図5(b)に示すように、突起部28は、弾性片30より長手方向D1(挿入方向)にずれた位置で当接する。弾性片30がコネクタ12に係止した状態で突起部28がコネクタ12を持ち上げるように当たることで、基部24の上縁を支点Sとして揺動するように作用し、コネクタ12の弾性片30に対向する部分が弾性片30に押し当てられる。弾性片30は、コネクタ12に当たって取付部材14に接近するように下方に撓んだ状態となり、その反力でコネクタ12に弾接する。これにより、コネクタ12が長手方向に沿った状態で揺動することを抑えることができ、配線が外れることを抑えることができる。なお、係止部32の底面が爪部12bの先端に当たるが、弾性片30の別の部分がコネクタ12に当たる設定にしてもよい。

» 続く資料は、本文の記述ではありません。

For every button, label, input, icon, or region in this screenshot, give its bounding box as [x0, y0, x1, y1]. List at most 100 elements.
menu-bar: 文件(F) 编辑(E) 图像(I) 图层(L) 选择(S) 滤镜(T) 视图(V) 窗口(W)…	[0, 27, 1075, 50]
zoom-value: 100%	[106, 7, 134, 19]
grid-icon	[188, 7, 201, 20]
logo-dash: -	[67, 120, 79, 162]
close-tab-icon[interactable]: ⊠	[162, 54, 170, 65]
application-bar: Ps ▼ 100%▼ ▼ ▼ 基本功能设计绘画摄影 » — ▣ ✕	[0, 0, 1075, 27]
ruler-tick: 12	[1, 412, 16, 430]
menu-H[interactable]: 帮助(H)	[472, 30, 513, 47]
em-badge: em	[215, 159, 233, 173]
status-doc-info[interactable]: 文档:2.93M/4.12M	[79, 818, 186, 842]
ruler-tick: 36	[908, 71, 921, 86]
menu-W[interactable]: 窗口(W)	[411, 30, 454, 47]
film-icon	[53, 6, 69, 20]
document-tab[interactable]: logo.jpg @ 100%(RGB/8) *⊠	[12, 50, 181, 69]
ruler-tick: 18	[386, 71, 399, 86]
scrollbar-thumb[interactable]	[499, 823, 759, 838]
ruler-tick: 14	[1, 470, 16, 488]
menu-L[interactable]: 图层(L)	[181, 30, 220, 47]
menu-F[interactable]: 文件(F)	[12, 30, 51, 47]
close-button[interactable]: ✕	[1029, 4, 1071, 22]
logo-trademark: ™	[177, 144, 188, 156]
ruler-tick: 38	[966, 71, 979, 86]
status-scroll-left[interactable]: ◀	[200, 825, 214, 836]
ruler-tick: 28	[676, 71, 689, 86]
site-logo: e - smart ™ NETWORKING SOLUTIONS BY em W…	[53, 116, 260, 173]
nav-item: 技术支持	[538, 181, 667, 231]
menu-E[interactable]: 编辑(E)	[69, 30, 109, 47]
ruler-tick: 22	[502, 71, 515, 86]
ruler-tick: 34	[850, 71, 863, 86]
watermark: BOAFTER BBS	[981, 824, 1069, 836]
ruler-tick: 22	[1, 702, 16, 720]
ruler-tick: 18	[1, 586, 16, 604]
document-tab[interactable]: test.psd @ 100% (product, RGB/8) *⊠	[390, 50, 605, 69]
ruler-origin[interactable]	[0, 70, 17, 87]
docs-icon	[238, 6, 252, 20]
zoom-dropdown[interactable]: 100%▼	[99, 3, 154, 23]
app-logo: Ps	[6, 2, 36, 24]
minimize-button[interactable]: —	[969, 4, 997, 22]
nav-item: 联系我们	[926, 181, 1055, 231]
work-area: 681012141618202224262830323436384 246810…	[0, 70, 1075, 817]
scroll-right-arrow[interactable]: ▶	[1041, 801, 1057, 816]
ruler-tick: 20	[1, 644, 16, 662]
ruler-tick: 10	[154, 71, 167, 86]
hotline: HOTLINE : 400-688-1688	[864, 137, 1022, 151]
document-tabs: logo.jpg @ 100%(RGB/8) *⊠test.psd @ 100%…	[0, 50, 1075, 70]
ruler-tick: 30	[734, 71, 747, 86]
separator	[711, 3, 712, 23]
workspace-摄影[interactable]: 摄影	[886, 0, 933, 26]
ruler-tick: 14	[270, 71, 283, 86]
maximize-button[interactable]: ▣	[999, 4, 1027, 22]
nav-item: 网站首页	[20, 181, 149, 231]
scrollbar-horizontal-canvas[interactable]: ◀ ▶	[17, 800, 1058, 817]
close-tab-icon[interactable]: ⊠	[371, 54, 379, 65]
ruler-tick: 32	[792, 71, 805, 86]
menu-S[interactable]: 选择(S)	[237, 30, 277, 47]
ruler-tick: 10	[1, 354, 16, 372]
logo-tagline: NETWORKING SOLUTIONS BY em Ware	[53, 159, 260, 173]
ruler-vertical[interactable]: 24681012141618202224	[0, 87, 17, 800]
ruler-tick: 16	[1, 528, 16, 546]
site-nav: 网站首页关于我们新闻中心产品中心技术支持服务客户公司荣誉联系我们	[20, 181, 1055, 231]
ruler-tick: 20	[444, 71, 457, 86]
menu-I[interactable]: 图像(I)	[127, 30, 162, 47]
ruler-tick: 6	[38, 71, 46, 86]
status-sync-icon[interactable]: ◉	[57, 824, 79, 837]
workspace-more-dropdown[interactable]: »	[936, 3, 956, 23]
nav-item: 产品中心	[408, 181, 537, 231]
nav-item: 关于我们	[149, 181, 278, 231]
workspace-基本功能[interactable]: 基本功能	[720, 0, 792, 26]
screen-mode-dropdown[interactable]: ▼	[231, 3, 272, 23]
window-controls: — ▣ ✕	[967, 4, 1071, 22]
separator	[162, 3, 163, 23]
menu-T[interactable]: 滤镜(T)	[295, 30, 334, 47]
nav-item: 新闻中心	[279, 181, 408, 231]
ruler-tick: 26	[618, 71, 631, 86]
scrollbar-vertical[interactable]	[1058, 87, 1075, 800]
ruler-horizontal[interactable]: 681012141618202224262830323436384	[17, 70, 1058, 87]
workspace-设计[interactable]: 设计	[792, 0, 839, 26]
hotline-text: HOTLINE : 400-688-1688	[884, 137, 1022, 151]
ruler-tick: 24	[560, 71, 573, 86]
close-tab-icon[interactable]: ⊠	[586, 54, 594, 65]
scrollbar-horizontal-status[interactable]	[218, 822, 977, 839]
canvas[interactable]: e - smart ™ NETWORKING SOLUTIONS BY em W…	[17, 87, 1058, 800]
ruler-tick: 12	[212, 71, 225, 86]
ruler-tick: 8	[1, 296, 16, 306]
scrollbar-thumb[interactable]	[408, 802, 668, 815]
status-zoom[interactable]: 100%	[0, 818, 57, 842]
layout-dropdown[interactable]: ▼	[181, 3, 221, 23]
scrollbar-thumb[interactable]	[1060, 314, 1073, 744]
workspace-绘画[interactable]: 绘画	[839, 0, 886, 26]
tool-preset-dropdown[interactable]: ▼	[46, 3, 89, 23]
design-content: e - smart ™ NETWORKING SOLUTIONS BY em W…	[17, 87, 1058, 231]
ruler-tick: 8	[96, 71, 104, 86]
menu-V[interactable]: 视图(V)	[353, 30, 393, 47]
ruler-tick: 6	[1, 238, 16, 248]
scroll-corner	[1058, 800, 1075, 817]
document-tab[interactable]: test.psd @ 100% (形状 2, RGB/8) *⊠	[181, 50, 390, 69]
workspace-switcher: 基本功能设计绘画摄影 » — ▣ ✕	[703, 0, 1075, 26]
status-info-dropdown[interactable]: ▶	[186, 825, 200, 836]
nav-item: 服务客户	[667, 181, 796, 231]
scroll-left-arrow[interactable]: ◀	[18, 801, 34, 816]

つまり、弾性片30に当たる箇所である、コネクタ12の弾性片30に対向する部分は、爪部12bに限られない。
【0029】
本発明は上述の各実施例に限定されるものではなく、当業者の知識に基づいて各種の設計変更等の変形を各実施例に対して加えることも可能であり、そのような変形が加えられた実施例も本発明の範囲に含まれうる。
【0030】
実施例では、固定部22が取付孔14aに固定される態様を示したが、この態様に限られない。例えば、固定部22は、取付部材14から突出するボルトに固定されてもよい。
【産業上の利用可能性】
【0031】
本発明は、部品を取付部材に取り付けるための留め具に関する。
【符号の説明】
【0032】
10 留め具、 12 コネクタ、 12a レール溝、 12b 爪部、 12c 挿入口、 14 取付部材、 14a 取付孔、 20 連結部、 22 固定部、 24 基部、 26 挿入部、 28 突起部、 30 弾性片、 30a 基端部、 32 係止部、 32a 係止面、 34 段部、 36 柱部、 40 軸部、 42 弾性係止部、 44 フランジ部、 46 回転規制部。